The systematic position error caused by the asymmetric integral sampler is vital in high-precision astrometry. For an asymmetric QE function, $0.2$ pixel deviation from one pixel’s geometric center would be enough to cause an obvious drift in the image’s barycenter. Since the ideal integral sampler with uniform QE distribution is far too difficult to achieve, recovering an image with a uniform integral sampler from the asymmetric integral sampler provides an easier yet more accurate method for further studies in high-precision astrometry. However, the problems of sampling require more detailed studies into the full working procedure of a sampler. Despite the intra-pixel sensitivity variation, adding other essential factors such as gains and charge transfer inefficiency to the whole sampling model would be the focus of the next studies.

5. Conclusions

This paper discussed the mathematical model for an integral sampler with uniform quantum efficiency and asymmetric quantum efficiency. The relative error caused by the sampling effect relates strongly to the size of the sensor’s unit compared to the PSF’s size. We provided a thorough correction algorithm for imaging systems with a proper PSF for solving the sampling effect. By testing the algorithm on actual images in a simulated imaging system, we validated the algorithm’s accuracy, which is partially influenced by the accuracy of the simulated integral sampler and Shannon’s interpolation. We also simulated the systematic error in position accuracy caused by the asymmetric integral sampler. This error can be perfectly solved by the correction method for the sampling effect if the QE function is separable. Furthermore, we put forward the essential demand of designing high-accuracy imaging systems. Instead of decreasing the PSF’s size, decreasing the imaging sensor’s size is more critical in improving the system’s overall accuracy.
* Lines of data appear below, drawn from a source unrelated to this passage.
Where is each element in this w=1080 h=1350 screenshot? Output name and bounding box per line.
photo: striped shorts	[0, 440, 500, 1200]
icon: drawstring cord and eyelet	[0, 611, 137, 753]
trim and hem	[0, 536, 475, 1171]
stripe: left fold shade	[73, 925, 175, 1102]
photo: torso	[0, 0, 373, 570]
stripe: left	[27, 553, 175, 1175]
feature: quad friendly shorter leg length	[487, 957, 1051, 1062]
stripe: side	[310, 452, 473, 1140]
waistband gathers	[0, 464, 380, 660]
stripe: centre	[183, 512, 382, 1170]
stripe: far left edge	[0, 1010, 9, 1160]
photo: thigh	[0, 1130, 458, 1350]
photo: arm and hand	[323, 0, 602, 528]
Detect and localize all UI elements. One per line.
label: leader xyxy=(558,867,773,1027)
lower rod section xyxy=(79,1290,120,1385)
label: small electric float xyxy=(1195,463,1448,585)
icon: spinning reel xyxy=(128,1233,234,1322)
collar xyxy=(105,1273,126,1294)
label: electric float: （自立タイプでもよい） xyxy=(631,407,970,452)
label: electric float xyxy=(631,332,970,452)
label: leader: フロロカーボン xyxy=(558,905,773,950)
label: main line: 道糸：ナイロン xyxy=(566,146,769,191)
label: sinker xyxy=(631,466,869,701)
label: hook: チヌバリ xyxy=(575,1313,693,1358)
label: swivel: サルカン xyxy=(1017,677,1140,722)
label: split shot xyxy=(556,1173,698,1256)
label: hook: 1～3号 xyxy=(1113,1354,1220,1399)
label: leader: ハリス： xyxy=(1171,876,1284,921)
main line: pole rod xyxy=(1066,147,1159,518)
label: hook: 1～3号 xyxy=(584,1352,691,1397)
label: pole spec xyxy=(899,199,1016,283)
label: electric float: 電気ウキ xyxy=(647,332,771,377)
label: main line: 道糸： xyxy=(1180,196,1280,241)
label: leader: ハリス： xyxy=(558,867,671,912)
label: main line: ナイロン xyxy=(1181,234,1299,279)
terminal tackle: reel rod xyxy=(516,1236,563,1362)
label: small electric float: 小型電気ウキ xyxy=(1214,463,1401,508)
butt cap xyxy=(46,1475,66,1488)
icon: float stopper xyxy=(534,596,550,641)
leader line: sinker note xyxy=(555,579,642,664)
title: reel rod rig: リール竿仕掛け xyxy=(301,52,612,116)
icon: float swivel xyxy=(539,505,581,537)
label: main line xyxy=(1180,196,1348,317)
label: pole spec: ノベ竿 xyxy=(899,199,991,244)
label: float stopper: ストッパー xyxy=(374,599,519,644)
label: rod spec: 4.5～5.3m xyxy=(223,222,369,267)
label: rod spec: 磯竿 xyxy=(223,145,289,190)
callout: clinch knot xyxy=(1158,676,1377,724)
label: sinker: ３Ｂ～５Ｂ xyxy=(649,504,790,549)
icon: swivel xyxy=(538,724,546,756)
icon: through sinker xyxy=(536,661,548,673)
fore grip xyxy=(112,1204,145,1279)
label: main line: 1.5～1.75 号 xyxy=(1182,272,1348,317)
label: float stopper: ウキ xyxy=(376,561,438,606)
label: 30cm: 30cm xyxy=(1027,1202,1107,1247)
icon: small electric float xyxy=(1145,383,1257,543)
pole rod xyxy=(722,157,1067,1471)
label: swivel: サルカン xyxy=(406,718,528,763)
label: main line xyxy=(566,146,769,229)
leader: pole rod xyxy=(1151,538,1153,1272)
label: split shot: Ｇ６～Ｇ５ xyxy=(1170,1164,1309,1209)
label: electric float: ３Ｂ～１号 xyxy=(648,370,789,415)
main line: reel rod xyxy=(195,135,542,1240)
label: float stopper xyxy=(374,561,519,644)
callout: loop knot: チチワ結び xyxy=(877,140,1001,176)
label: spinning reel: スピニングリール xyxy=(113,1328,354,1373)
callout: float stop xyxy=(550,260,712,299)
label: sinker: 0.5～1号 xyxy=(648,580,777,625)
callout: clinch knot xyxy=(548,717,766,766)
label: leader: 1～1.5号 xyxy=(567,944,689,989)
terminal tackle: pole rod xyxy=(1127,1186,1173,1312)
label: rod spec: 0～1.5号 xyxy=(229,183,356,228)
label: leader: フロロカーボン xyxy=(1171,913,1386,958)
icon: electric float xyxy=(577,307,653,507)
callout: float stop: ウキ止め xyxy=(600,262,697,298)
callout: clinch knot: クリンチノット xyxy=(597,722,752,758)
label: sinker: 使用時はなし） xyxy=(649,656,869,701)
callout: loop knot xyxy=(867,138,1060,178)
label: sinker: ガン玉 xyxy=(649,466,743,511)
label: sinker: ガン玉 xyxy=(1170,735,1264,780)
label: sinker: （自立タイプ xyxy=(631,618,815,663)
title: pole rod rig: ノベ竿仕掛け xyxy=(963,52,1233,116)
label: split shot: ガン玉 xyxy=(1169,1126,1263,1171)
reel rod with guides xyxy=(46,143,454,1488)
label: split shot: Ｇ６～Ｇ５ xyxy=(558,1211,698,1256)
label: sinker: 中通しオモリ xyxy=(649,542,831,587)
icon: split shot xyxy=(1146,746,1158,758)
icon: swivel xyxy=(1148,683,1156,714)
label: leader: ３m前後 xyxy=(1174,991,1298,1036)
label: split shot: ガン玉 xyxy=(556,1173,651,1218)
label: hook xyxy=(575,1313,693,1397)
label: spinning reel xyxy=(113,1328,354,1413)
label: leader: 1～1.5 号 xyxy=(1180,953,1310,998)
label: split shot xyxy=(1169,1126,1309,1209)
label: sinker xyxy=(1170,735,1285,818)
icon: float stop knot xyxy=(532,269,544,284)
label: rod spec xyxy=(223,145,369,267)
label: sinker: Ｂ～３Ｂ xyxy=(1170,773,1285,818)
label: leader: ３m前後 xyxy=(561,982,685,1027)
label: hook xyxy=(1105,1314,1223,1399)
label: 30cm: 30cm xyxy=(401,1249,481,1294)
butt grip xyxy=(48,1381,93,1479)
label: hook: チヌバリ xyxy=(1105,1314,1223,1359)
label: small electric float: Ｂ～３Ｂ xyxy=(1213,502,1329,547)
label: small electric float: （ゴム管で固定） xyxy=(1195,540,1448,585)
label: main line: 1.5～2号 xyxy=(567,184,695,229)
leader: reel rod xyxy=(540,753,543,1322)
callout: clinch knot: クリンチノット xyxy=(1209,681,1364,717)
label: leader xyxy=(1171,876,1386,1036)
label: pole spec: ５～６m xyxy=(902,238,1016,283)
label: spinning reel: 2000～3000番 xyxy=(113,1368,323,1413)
However, this model only simulated and solved a simplified part of the complex IPS problem since the geometric model of the pixel is quite basic. For most current CCD and CMOS chips, the shape of their pixel can be much more complicated, varying from squares to hexagons. Also, the sensitivity variation is a synthesis effect influenced by not only the integral sampler but also the A/D converters which needs further detailed studies. Furthermore, the real integration process is far more complicated than the simple equation in (2) because of the instrumental jittering, which may introduce additional noise into the integration.

In general, the model for the sampling process covers the simplified sampling effect with the unified and asymmetric integral sampler respectively and provides the corresponding correction algorithms for recovering high-accuracy results. This correction algorithm has the potential of improving the accuracy of position and flux detection for imaging systems with an integral sampler with intra-pixel sensitivity variation.